As the name describes, this pattern comprises a number of peaks which each peak successively higher than the last. A line is drawn along the top of each peak to show that they are moving progressively higher. This chart pattern is used to measure the price variations in a stock over a given period of time.
This chart pattern consists of two peaks that are equal height. A line is drawn along the bottom of the pattern (the neckline or support line) – once the pattern moves downward and breaks through the support line it is considered to be a double top. When this occurs the support line becomes the resistance line.
Head & Shoulders
The head and shoulders pattern is used across the many different charting methods and consists of three peaks. The centre peak, or head, is slightly the outer two peaks or shoulders. The line joining the bottoms of the two shoulders is called the neckline. Due to market forces, the neckline is rarely symmetrical or perfectly horizontal.
This chart pattern is characterised by a breakout below the neckline. Traders and analysts will often wait until the pattern is confirmed by a number of trades below the neckline as markets can gain momentum and move back over the neckline. If the pattern does move back over the neckline then it is not a head and shoulders pattern.
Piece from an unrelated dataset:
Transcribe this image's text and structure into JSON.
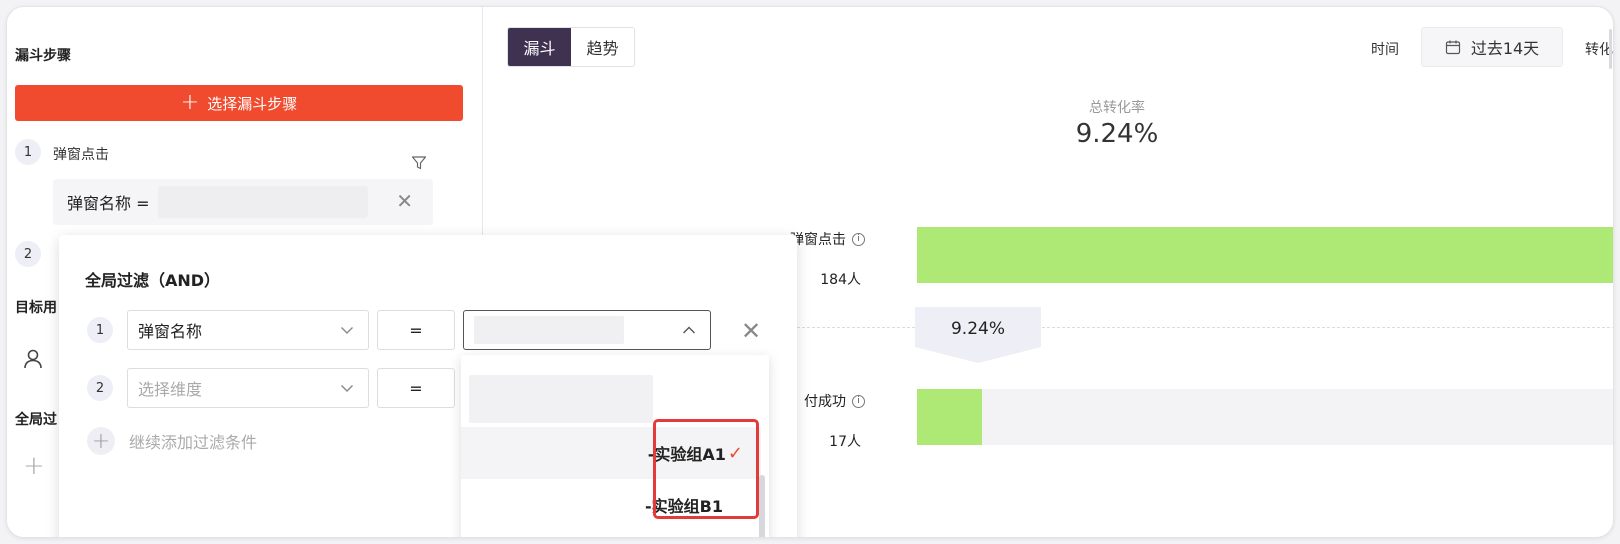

Once the pattern is confirmed the neckline becomes the line of resistance, i.e. it is the upper level that the stock will move up to before moving in a downward direction.
A triple top is similar to a head and shoulders pattern however the three peaks are at relatively the same level. A line drawn along the three peaks is the resistance line and the line drawn along the bottom of the pattern is the neckline or support line. When the pattern breaks out below the neckline, the neckline then becomes the resistance line with the stock then trading beneath this line.